La réponse est non.
Christoph Blocher, comme l'UDC, a toujours approuvé la libre circulation des personnes avec les 15 premiers pays de l'Union européenne. Cette libre circulation des personnes a fait l'objet d'un
accord, signé le 21 juin 1999, approuvé par le Parlement le 8 octobre 1999, et par le peuple le 21 mai 2000. Cet accord, l'ALCP ( ici ), prévoyait une période de transition depuis le 1er juin 2002 jusqu'au 31 mai 2007. Pendant cette période de 5 ans la libre
circulation des personnes était soumise à des conditions, notamment à des contingents et à la priorité donnée aux travailleurs suisses, une préférence nationale en quelque sorte. Ces limites ont
été abandonnées il y a seulement 18 mois. Cet accord conclu pour une période de 7 ans doit donc être maintenant renouvelé, avant son échéance le 31 mai 2009.

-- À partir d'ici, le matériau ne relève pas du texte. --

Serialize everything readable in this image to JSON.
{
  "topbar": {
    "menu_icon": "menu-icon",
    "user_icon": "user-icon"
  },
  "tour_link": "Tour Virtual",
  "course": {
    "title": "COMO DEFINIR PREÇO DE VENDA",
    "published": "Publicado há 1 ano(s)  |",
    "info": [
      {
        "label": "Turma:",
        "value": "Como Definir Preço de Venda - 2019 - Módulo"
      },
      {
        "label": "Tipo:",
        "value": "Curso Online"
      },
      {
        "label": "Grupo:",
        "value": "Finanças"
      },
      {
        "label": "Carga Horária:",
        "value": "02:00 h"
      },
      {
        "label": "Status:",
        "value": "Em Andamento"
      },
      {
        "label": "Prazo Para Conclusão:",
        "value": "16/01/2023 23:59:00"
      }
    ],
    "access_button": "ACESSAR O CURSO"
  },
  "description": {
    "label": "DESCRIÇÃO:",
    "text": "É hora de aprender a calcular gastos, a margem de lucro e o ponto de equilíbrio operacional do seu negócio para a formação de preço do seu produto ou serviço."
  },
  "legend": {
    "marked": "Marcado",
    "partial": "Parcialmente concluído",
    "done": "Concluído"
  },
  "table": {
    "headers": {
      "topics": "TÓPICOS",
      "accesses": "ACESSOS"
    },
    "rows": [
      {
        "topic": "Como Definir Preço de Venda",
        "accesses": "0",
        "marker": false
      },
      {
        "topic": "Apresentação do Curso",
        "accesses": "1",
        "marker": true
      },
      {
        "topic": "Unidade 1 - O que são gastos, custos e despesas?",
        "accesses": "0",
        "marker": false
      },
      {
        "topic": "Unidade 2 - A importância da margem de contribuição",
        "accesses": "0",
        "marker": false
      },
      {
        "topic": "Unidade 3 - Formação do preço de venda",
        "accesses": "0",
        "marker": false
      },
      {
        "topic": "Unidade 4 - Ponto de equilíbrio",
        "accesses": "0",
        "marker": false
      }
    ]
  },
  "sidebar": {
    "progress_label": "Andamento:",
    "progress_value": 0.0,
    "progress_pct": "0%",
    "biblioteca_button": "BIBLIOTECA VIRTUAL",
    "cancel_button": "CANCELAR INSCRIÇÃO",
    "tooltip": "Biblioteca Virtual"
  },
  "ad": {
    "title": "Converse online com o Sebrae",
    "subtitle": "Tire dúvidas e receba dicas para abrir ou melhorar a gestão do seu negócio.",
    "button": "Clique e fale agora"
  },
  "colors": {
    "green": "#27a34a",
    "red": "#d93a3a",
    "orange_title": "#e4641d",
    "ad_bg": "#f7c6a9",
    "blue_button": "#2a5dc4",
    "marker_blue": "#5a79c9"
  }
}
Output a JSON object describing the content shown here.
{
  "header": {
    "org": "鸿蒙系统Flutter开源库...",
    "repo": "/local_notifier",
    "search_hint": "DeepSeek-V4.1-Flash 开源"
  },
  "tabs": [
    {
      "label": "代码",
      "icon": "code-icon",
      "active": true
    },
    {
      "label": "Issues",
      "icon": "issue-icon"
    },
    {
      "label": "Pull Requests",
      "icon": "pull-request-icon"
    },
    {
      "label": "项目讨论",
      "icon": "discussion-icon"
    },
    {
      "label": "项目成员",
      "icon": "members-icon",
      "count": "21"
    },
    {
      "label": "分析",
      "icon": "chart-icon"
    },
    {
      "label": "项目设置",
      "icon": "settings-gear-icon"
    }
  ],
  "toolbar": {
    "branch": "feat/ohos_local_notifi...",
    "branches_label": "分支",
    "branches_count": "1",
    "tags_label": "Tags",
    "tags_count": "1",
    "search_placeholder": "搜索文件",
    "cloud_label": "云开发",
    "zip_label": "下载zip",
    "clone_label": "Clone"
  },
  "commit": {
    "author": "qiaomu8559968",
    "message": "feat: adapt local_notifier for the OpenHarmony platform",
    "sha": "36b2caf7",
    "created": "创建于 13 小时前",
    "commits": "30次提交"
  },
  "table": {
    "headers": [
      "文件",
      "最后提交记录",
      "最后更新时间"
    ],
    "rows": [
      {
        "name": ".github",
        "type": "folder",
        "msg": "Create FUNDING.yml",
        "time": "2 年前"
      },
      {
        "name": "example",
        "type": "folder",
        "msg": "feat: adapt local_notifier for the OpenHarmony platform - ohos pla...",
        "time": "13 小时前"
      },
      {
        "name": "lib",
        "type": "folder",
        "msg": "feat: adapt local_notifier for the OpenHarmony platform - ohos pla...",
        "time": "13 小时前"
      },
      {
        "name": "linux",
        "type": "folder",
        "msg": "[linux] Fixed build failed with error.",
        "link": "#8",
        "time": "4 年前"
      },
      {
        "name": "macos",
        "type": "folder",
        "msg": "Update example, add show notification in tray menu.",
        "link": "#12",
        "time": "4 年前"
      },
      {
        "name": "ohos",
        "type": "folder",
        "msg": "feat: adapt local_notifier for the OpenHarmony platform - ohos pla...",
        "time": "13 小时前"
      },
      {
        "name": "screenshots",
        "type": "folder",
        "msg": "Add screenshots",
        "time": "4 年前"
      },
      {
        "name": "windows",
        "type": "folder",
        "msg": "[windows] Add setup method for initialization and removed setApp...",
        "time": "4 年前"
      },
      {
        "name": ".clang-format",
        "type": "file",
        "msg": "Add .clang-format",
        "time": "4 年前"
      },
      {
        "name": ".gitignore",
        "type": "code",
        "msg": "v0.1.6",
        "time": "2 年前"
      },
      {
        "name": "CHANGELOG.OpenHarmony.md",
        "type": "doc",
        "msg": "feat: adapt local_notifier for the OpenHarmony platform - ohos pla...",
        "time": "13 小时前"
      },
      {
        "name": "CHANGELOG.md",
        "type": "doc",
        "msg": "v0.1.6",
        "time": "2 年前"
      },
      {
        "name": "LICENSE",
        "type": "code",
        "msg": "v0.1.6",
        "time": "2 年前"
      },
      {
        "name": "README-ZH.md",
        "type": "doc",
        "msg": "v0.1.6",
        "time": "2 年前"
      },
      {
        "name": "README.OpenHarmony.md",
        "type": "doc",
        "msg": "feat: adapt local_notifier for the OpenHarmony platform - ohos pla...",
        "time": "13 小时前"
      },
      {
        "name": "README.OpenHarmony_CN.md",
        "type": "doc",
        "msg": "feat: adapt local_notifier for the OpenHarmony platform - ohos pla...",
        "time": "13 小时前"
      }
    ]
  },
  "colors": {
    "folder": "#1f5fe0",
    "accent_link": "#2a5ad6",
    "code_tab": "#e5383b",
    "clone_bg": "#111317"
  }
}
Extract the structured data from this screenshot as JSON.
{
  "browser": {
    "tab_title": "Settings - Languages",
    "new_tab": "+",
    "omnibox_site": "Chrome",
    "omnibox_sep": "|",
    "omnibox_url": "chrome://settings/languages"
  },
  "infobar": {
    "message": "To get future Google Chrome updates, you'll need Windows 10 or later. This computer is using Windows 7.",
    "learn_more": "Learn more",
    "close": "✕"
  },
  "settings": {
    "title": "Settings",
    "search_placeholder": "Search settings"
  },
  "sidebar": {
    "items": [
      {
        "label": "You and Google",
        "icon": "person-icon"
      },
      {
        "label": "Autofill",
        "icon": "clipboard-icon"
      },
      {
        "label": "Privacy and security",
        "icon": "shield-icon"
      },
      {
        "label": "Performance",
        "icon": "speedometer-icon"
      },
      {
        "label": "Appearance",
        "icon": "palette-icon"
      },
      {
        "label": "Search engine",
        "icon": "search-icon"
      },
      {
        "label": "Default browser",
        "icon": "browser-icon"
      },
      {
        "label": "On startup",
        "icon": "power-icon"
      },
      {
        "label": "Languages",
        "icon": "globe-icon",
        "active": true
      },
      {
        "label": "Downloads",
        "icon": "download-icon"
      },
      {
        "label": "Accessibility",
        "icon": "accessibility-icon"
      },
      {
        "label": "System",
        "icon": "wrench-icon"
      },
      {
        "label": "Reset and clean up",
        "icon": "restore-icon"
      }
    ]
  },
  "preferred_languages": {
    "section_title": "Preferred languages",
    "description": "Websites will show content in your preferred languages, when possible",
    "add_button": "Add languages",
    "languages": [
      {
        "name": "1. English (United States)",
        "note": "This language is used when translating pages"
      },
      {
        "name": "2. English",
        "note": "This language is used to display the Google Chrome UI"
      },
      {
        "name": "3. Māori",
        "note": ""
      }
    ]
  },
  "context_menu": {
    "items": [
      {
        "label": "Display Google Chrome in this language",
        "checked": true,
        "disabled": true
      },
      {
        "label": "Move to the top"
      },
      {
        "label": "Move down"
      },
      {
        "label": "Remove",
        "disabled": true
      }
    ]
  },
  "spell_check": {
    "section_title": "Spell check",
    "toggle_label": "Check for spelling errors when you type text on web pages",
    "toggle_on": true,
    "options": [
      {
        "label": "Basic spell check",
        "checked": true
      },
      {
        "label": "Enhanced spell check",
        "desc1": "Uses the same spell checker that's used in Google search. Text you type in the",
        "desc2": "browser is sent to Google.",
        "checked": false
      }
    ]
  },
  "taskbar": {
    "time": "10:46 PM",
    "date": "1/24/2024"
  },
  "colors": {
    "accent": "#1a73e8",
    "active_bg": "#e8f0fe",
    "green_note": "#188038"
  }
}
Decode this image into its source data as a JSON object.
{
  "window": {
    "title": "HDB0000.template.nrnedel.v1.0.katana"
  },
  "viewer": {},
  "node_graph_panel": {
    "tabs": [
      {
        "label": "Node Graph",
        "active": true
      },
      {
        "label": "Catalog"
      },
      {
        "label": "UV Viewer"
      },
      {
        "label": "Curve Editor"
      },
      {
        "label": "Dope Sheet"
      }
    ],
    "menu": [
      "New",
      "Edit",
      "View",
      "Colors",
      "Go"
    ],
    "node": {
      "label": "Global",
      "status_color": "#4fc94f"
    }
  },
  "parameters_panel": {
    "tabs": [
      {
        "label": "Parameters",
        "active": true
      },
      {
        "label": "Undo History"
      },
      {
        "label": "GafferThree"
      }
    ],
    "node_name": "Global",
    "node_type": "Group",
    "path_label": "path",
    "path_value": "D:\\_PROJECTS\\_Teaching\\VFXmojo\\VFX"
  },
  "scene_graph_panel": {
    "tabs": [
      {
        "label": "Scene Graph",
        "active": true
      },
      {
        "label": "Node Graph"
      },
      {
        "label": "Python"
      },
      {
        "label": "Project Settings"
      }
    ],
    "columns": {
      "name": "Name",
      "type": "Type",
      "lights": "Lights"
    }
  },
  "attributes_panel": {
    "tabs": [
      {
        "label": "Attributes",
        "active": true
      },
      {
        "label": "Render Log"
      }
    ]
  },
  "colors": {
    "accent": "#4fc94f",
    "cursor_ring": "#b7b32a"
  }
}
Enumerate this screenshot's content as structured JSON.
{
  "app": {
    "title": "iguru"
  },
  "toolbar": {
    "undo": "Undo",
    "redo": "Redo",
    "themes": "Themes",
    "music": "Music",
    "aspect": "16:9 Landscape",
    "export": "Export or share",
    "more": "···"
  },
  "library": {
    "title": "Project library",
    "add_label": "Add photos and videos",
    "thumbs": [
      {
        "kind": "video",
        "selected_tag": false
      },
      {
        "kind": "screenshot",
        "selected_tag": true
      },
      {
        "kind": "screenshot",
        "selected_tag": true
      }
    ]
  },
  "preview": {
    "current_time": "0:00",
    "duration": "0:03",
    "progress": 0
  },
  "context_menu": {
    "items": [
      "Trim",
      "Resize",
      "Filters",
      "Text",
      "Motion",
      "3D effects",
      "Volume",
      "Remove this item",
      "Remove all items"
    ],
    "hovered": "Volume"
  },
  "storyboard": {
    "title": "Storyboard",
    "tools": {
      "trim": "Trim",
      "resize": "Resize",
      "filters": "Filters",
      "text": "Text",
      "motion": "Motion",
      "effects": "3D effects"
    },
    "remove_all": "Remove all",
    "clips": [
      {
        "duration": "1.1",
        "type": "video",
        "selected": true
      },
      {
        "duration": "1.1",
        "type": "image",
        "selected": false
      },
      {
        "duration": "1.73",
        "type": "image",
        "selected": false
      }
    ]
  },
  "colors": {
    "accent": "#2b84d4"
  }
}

Christoph Blocher et l'UDC se sont opposés à la première extension de cet accord de libre circulation, à la suite de l'entrée dans l'Union européenne, le 1er janvier 2004, de dix
autres pays. Il s'agissait principalement de pays de l'est européen. CB et l'UDC estimaient entre autres que l'expérience du premier accord de libre circulation des personnes n'ayant pas été
menée à son terme, il était urgent d'en attendre les résultats. Cette première extension a toutefois été adoptée par le peuple le 25 septembre 2005 en dépit de l'opposition de l'UDC et de CB.
Cette première extension est entrée en vigueur le 1er avril 2006. « Jusqu'au 30 avril 2011, la Suisse peut toutefois maintenir certaines restrictions relatives au marché du
travail, tels les contingents séparés, la priorité des travailleurs indigènes et le contrôle des conditions de travail et de salaire » ( ici ).
Le 1er janvier 2007 deux autres pays ont rejoint l'Union européenne, la Bulgarie et la Roumanie. Il y a donc lieu d'entériner ou non cette deuxième extension. Dans l'article 2 de son
arrêté fédéral du 8 octobre 1999, d'approbation de la première libre circulation, le Parlement faisait la distinction entre reconduction et extension, et soumettait l'une et l'autre à l'adoption
d'arrêtés fédéraux distincts, sujets à référendum, et ne donnait pas de délai pour approuver une extension. Or le 12 juin 2008 le Parlement a décidé de fusionner les deux objets en un paquet
auquel il n'est possible de donner qu'une seule réponse ( ici ).
Face à cette manœuvre anti-démocratique - les représentants du peuple ne lui laissent qu'une parole ambigüe -, contraire à l'arrêté fédéral du 8 octobre 1999, et à toutes les promesses faites
depuis, la première réaction de l'UDC et de CB a été de lancer un référendum contre cette décision parlementaire. Réflexion faite, CB et l'UDC y ont vu un piège tendu par leurs adversaires, qui
les auraient tenus pour responsables de l'échec de la reconduction, et ils ont décidé non seulement de ne pas lancer de référendum, mais de ne pas le soutenir, et, s'il devait y avoir un
hypothétique référendum de prôner l'abstention.
Seulement, « malheureusement, le référendum a abouti et la question est désormais posée », comme le souligne Christoph Blocher ( ici ). Il s'agit d'une nouvelle situation ». Ce que ne dit pas Christoph Blocher, mais qu'il pourrait ajouter, c'est que ce référendum a
abouti grâce aux jeunes UDC, sans qui Les Démocrates Suisses et La Lega auraient bien eu du mal à recueillir les 50'000 signatures nécessaires, obtenues de justesse d'ailleurs.
La situation est également nouvelle de ce point de vue. Du coup l'UDC Suisse, et CB, ont décidé de faire campagne pour le non lors de la réunion des délégués du parti, le 29 novembre
dernier, par 432 voix contre 45 et 6 abstentions ( ici ).
En cas de victoire du non au paquet qu'il a mal ficelé, le Parlement serait obligé de revoir sa copie lors de la session de mars 2009. La démocratie directe et la démocratie tout court l'auraient
emporté. Le Parlement pourrait adopter la poursuite de la libre circulation initiale, qui ne ferait vraisemblablement pas l'objet d'un référendum. Les accords bilatéraux I ne seraient donc pas
remis en cause. Le Parlement pourrait rejeter ou non l'extension à la Bulgarie et à la Roumanie. En cas d'approbation un référendum serait à coup sûr lancé avec de fortes chances d'aboutir. Mais
il n'y aurait pas de « clause guillotine » qui vaille, que d'aucuns brandissent comme un épouvantail. Et la Suisse ne serait même pas hors délai.